For conventional fluorescence microscopy, V. cholerae cells of mid-log phase were diluted in LB medium to OD600 ∼ 0.1 and immobilized on agarose pads containing 0.2% glucose or 10% LB. Agarose pads were sealed with silicone paste and covered with coverslips.
For immunofluorescence, mid-log phase V. cholerae cells were harvested by centrifugation. The pellet was resuspended in PBS and fixed in pre-cooled methanol for 10–20 min at −20°C (Teleman et al., 1998). Fifty to 200 μl of cell suspension were distributed on poly-l-lysine coated coverslips and dried until the methanol had evaporated. Adhered cells were incubated for 30 min with 2 mg ml−1 lysozyme in GTE buffer (50 mM glucose, 25 mM Tris, 1 mM EDTA, pH 7.5). Next, cells were washed with PBS and subsequently blocked with 2% (w/v) BSA in PBS for 12 h. Incubations with primary and secondary antibodies (Table S3) were performed at room temperature for 1 h with extensive intermediate washing steps [PBS + 0.05% (v/v) Tween-20]. Before imaging coverslips where mounted on conventional microscopy slides in the presence of PBS + 1 mg ml−1 p-phenylenediamnie + 88% (v/v) glycerol (Sourjik and Berg, 2000).
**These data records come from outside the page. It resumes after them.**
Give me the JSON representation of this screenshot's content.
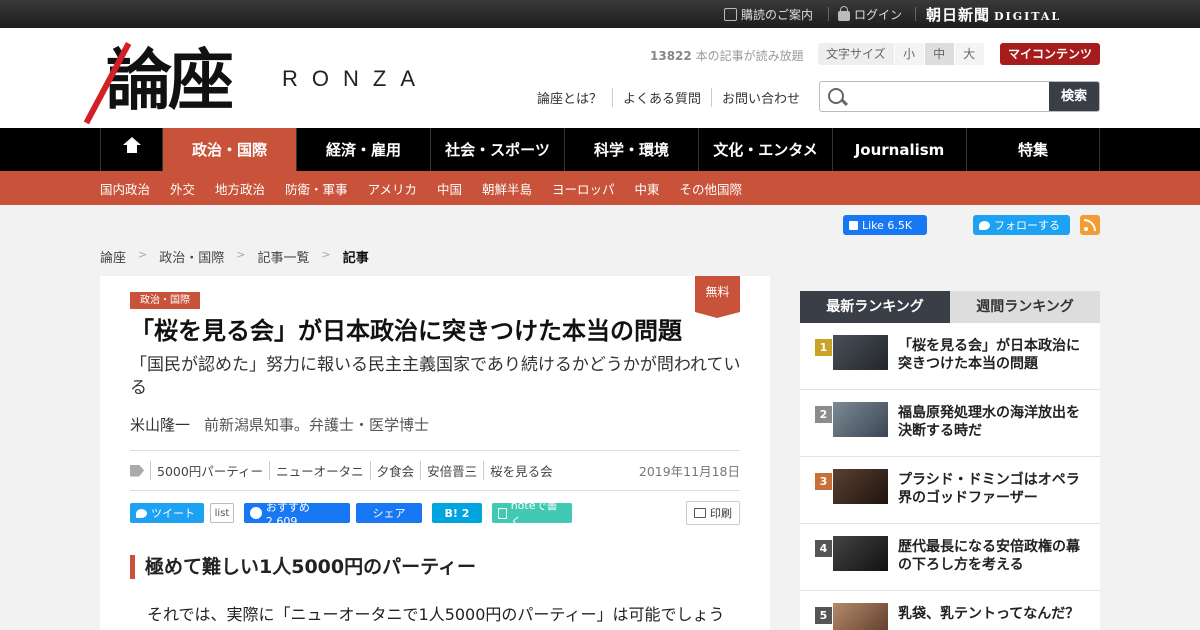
{
  "topbar": {
    "subscribe": "購読のご案内",
    "login": "ログイン",
    "brand": "朝日新聞",
    "brand_sub": "DIGITAL"
  },
  "header": {
    "logo": "論座",
    "logo_latin": "RONZA",
    "read_count": "13822",
    "read_count_suffix": " 本の記事が読み放題",
    "font_size_label": "文字サイズ",
    "font_sizes": [
      "小",
      "中",
      "大"
    ],
    "my_contents": "マイコンテンツ",
    "links": [
      "論座とは？",
      "よくある質問",
      "お問い合わせ"
    ],
    "search_placeholder": "",
    "search_button": "検索"
  },
  "nav": {
    "items": [
      "政治・国際",
      "経済・雇用",
      "社会・スポーツ",
      "科学・環境",
      "文化・エンタメ",
      "Journalism",
      "特集"
    ]
  },
  "subnav": {
    "items": [
      "国内政治",
      "外交",
      "地方政治",
      "防衛・軍事",
      "アメリカ",
      "中国",
      "朝鮮半島",
      "ヨーロッパ",
      "中東",
      "その他国際"
    ]
  },
  "social": {
    "fb_like": "Like 6.5K",
    "tw_follow": "フォローする"
  },
  "breadcrumb": {
    "items": [
      "論座",
      "政治・国際",
      "記事一覧"
    ],
    "current": "記事",
    "separator": ">"
  },
  "article": {
    "category": "政治・国際",
    "free": "無料",
    "title": "「桜を見る会」が日本政治に突きつけた本当の問題",
    "subtitle": "「国民が認めた」努力に報いる民主主義国家であり続けるかどうかが問われている",
    "author": "米山隆一",
    "author_role": "前新潟県知事。弁護士・医学博士",
    "tags": [
      "5000円パーティー",
      "ニューオータニ",
      "夕食会",
      "安倍晋三",
      "桜を見る会"
    ],
    "date": "2019年11月18日",
    "share": {
      "tweet": "ツイート",
      "list": "list",
      "fb_recommend": "おすすめ 2,609",
      "fb_share": "シェア",
      "hatena": "B! 2",
      "note": "noteで書く",
      "print": "印刷"
    },
    "section_heading": "極めて難しい1人5000円のパーティー",
    "body": "それでは、実際に「ニューオータニで1人5000円のパーティー」は可能でしょう"
  },
  "ranking": {
    "tab_latest": "最新ランキング",
    "tab_weekly": "週間ランキング",
    "items": [
      {
        "rank": "1",
        "title": "「桜を見る会」が日本政治に突きつけた本当の問題",
        "color": "#c9a227"
      },
      {
        "rank": "2",
        "title": "福島原発処理水の海洋放出を決断する時だ",
        "color": "#8c8c8c"
      },
      {
        "rank": "3",
        "title": "プラシド・ドミンゴはオペラ界のゴッドファーザー",
        "color": "#c8703a"
      },
      {
        "rank": "4",
        "title": "歴代最長になる安倍政権の幕の下ろし方を考える",
        "color": "#555555"
      },
      {
        "rank": "5",
        "title": "乳袋、乳テントってなんだ？",
        "color": "#555555"
      }
    ]
  },
  "colors": {
    "accent": "#c8523a",
    "dark": "#3a3f47",
    "my_contents": "#a61c1c"
  }
}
Images were taken using an Olympus IX81 inverted system equipped with a PLAPO 100×/1.45 NA oil objective or a UAPO 100× TIRF/1.49 NA oil objective, a Hamamatsu Orca-R2 or EMCCD C9100-02 camera and appropriate filter sets [Dualband CFP/YFP sbx HC filter set, Quadband DAPI/FITC/Cy3(TexasRed)/Cy5 sbx HC filter set].
Images were analysed using the ImageJ software (http://rsbweb.nih.gov/ij/). Processing includes cropping and scaling of images, adjustment of brightness and contrast and creation of animated sequences. Spectral unmixing of respective fluorophores was performed using the Olympus xcellence software.
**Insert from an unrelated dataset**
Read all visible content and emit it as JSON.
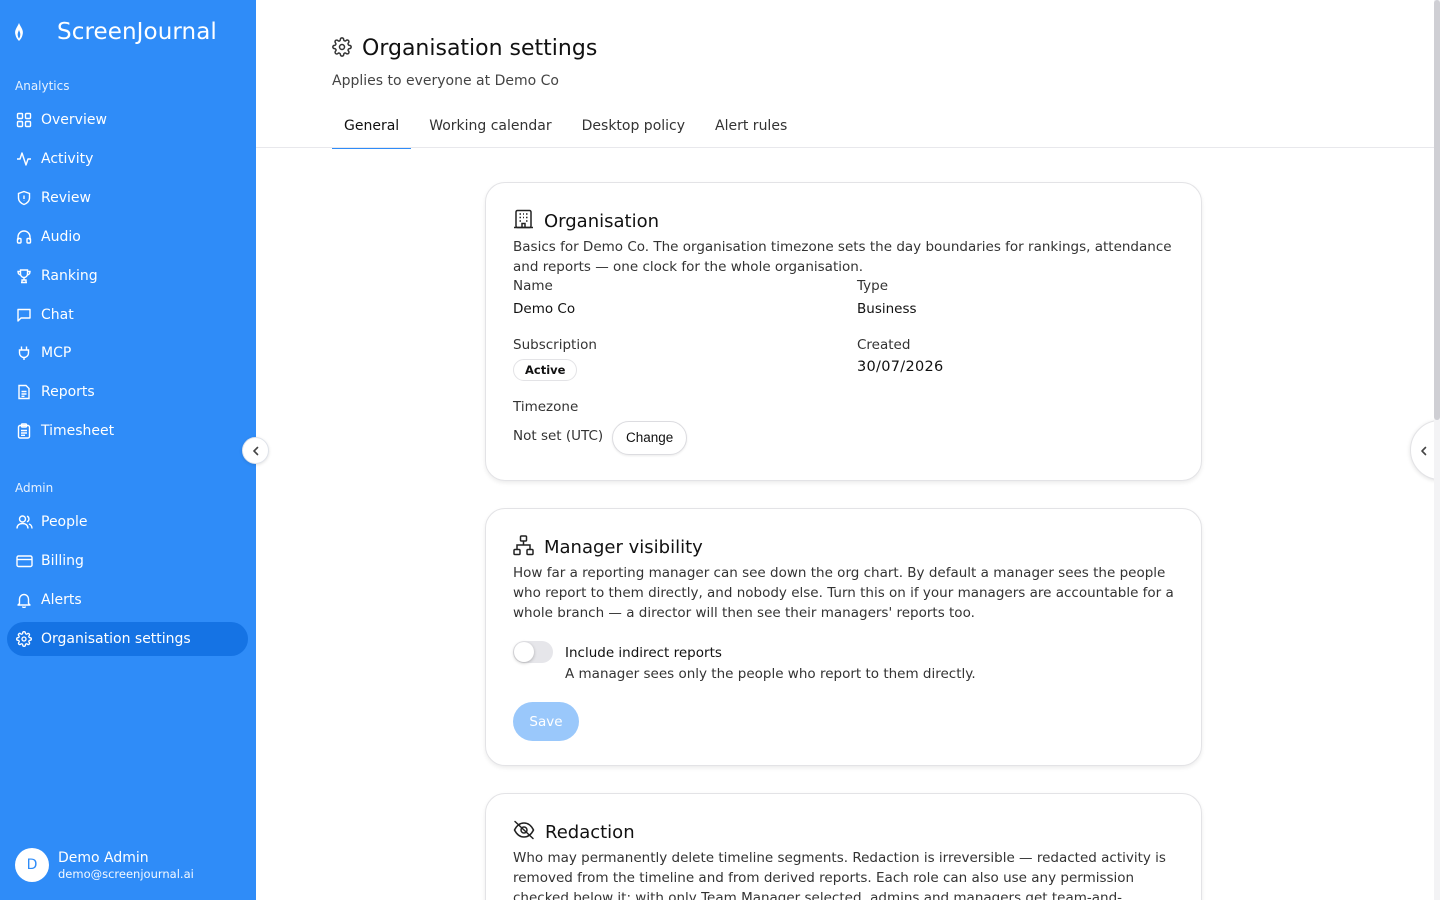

Vibrio cholerae cells were grown to mid-log phase and fixed with 4% paraformaldehyde, 0.1% glutaraldehyde and 0.1 M PHEM buffer (60 mM Pipes, 25 mM HEPES, 2 mM MgCl2, 10 mM EGTA, pH 6.9) for 60 min at room temperature.
After fixation, cells were washed twice with PBS followed by washing with PBS/50 mM glycine. Cell pellets were resuspended in PBS + 10% (w/v) gelatin in PBS. After solidification the cell pellet was cut into small cubes, infiltrated with 2.3 M sucrose (in PBS) and flash-frozen in liquid nitrogen. Forty to 60 nm cryosections were generated using a Leica UC6 cryo-microtome with Diatome ultra 35° diamond knifes at −110°C.
For immunogold labelling grids with thawed sections facing the surface were incubated on PBS with 2% gelatine followed by PBS only at 37°C to remove remaining gelatine. Grids were washed with PBS/50 mM glycine and blocked for 30 min at room temperature [50 mM glycine, 0.8% (w/v), 0.1% (w/v) fish skin gelatine in PBS]. Incubations with primary and secondary antibodies were performed at room temperature for 30 min using the antibody dilutions indicated in Table S3. Prior to contrasting with uranyl acetate in methylcellulose on ice, grids were washed with double-distilled water.
For double labelling an additional fixation step using 0.1% glutaraldehyde in PBS followed by extensive washing with PBS/50 mM glycine was added after the first incubation with primary and secondary antibody (Raposo et al., 1997; Ghosh et al., 2003). VipA/VipB–YFP complexes were analysed by transmission electron microscopy. Images were recorded at 10 000–50 000 × magnification with a Zeiss EM900 microscope.
We thank Eva Kummer and Juliane Winkler for critical reading of the manuscript. We thank Bernd Bukau for continuous support. This work was supported by a grant from the Deutsche Forschungsgemeinschaft to A. M. (MO970/3). N. K., A. P. and F. S. were supported by the Hartmut Hoffman-Berling International Graduate School of Molecular and Cellular Biology (HBIGS).
The authors have no conflict of interest to declare.